Misleading information
Beagle has a referral feature where they promise to plant 5
trees for every successful referral. I used my alternate
emails to validate this, and it seems they currently haven’t
started implementing this feature. The email I got on the
referred side didn't provide any information about the
‘we plant 5 trees’ feature as well. I also didn't receive
any acknowledgment message on the referee’s side once the
referral code was used. Although a non-working feature may be
looked over in the beta stage for other products, it is hard
to ignore a failure to ‘plant 5 trees’ for a product like
Beagle which encourages environmental ethics. This could be a
risk to lose early targeted customers who would be excited
about such a feature. It is better to introduce this only as a
working feature.
‘Trending’ feature could be improved
For a product encouraging consumers to make more conscious
purchase decisions, advertising and encouraging ‘trending’

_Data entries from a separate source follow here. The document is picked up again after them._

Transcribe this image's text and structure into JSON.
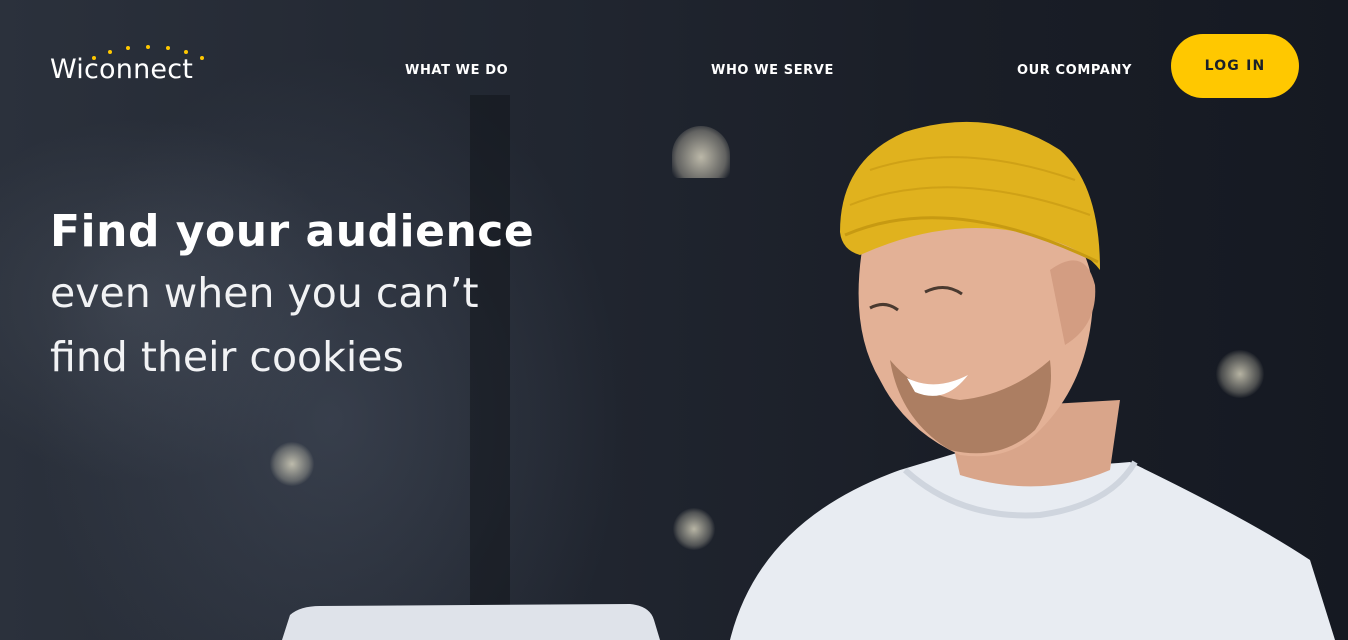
{
  "brand": {
    "logo_text": "Wiconnect",
    "accent_color": "#ffc800"
  },
  "nav": {
    "items": [
      {
        "label": "WHAT WE DO"
      },
      {
        "label": "WHO WE SERVE"
      },
      {
        "label": "OUR COMPANY"
      }
    ],
    "login_label": "LOG IN"
  },
  "hero": {
    "headline_bold": "Find your audience",
    "headline_line2": "even when you can’t",
    "headline_line3": "find their cookies",
    "image_subject": "smiling man in yellow beanie using laptop"
  }
}
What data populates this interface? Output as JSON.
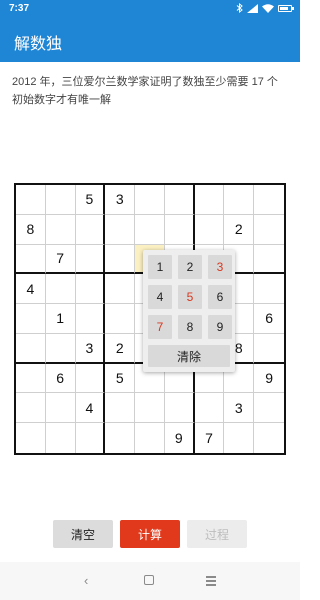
{
  "status": {
    "time": "7:37",
    "icons": [
      "bluetooth-icon",
      "signal-icon",
      "wifi-icon",
      "battery-icon"
    ]
  },
  "app": {
    "title": "解数独"
  },
  "description": "2012 年，三位爱尔兰数学家证明了数独至少需要 17 个初始数字才有唯一解",
  "grid": [
    [
      "",
      "",
      "5",
      "3",
      "",
      "",
      "",
      "",
      ""
    ],
    [
      "8",
      "",
      "",
      "",
      "",
      "",
      "",
      "2",
      ""
    ],
    [
      "",
      "7",
      "",
      "",
      "",
      "",
      "",
      "",
      ""
    ],
    [
      "4",
      "",
      "",
      "",
      "",
      "",
      "",
      "",
      ""
    ],
    [
      "",
      "1",
      "",
      "",
      "",
      "",
      "",
      "",
      "6"
    ],
    [
      "",
      "",
      "3",
      "2",
      "",
      "",
      "",
      "8",
      ""
    ],
    [
      "",
      "6",
      "",
      "5",
      "",
      "",
      "",
      "",
      "9"
    ],
    [
      "",
      "",
      "4",
      "",
      "",
      "",
      "",
      "3",
      ""
    ],
    [
      "",
      "",
      "",
      "",
      "",
      "9",
      "7",
      "",
      ""
    ]
  ],
  "selected_cell": {
    "row": 2,
    "col": 4
  },
  "picker": {
    "keys": [
      "1",
      "2",
      "3",
      "4",
      "5",
      "6",
      "7",
      "8",
      "9"
    ],
    "red_keys": [
      "3",
      "5",
      "7"
    ],
    "clear_label": "清除"
  },
  "buttons": {
    "clear": "清空",
    "calc": "计算",
    "process": "过程"
  },
  "colors": {
    "primary": "#1f86d6",
    "accent": "#e0391c",
    "highlight": "#fbf0c2"
  }
}
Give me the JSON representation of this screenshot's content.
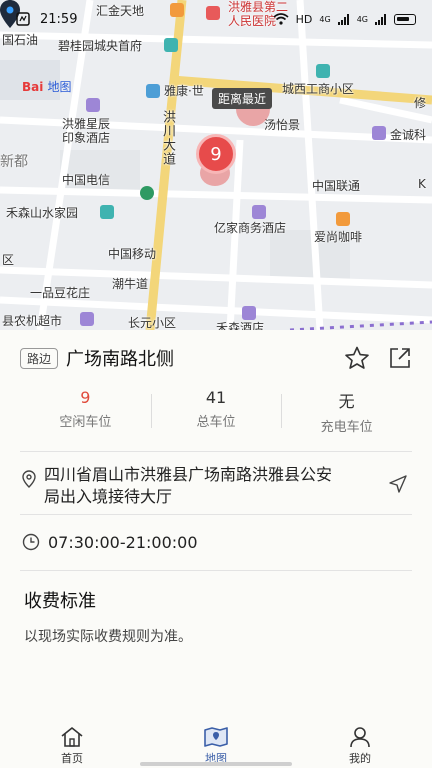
{
  "status_bar": {
    "time": "21:59",
    "network": "HD",
    "signal_1": "4G",
    "signal_2": "4G"
  },
  "map": {
    "brand": "Bai",
    "brand_suffix": "地图",
    "distance_tag": "距离最近",
    "cluster_count": "9",
    "labels": {
      "huijin": "汇金天地",
      "hongya_hosp": "洪雅县第二\n人民医院",
      "shiyou": "国石油",
      "biguiyuan": "碧桂园城央首府",
      "yakang": "雅康·世",
      "chengxi": "城西工商小区",
      "xiu": "修",
      "hongya_hotel_1": "洪雅星辰",
      "hongya_hotel_2": "印象酒店",
      "yiyijing": "汤怡景",
      "jincheng": "金诚科",
      "xindu": "新都",
      "hongchuan": "洪川大道",
      "dianxin": "中国电信",
      "liantong": "中国联通",
      "hesen": "禾森山水家园",
      "yijia": "亿家商务酒店",
      "aishang": "爱尚咖啡",
      "yidong": "中国移动",
      "qu": "区",
      "chaoniu": "潮牛道",
      "yipin": "一品豆花庄",
      "nongji": "县农机超市",
      "changyuan": "长元小区",
      "hesen_hotel": "禾森酒店",
      "k": "K"
    }
  },
  "detail": {
    "tag": "路边",
    "title": "广场南路北侧",
    "stats": [
      {
        "value": "9",
        "label": "空闲车位"
      },
      {
        "value": "41",
        "label": "总车位"
      },
      {
        "value": "无",
        "label": "充电车位"
      }
    ],
    "address": "四川省眉山市洪雅县广场南路洪雅县公安局出入境接待大厅",
    "hours": "07:30:00-21:00:00",
    "fee_title": "收费标准",
    "fee_text": "以现场实际收费规则为准。"
  },
  "nav": {
    "items": [
      {
        "label": "首页",
        "icon": "home-icon"
      },
      {
        "label": "地图",
        "icon": "map-icon"
      },
      {
        "label": "我的",
        "icon": "user-icon"
      }
    ],
    "active_index": 1
  },
  "colors": {
    "accent_red": "#e04b3c",
    "nav_active": "#3b5fa8",
    "road_yellow": "#f3d67a"
  }
}
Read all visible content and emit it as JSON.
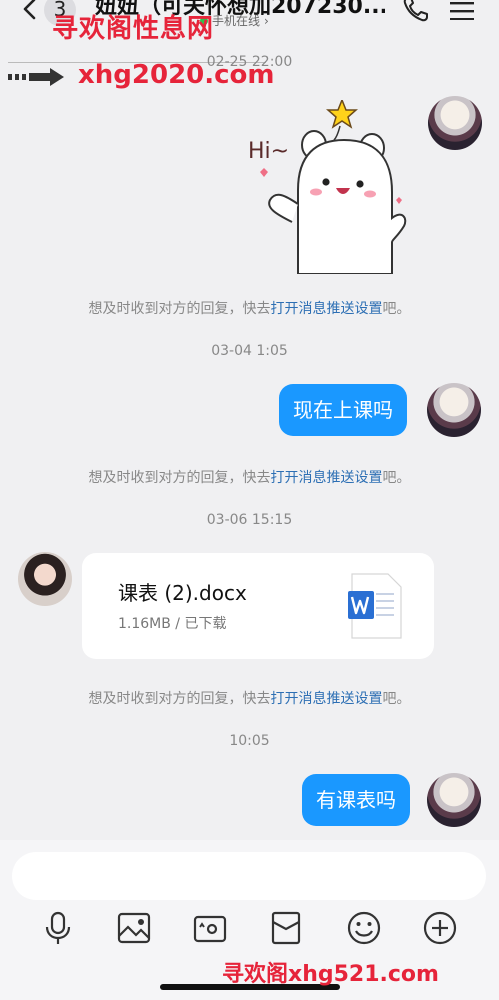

products seems to be in poor taste. This goes against their
vision and might lose some of their targeted customers. A
better alternative would be to add a button that redirects
interested users to a web catalog that contains all the
sustainable alternatives in one place. This way, users who
want to just browse products can do so at one place which is
more convenient compared to the small area that is currently
being used.
‘Early-access’ onboarding seems unnecessary
Early access onboarding is useful in cases where the product
needs to be tested, design assumptions to be validated, and
create some excitement about the product. This is useful for
products such as video games, or large-scale software
products. For a straightforward product like Beagle, it only
makes the onboarding difficult and risks losing customers.
Making the user onboarding seamless would be an advantage for
Beagle as it relies on those early customers for feedback and
contribution to the initial product catalog.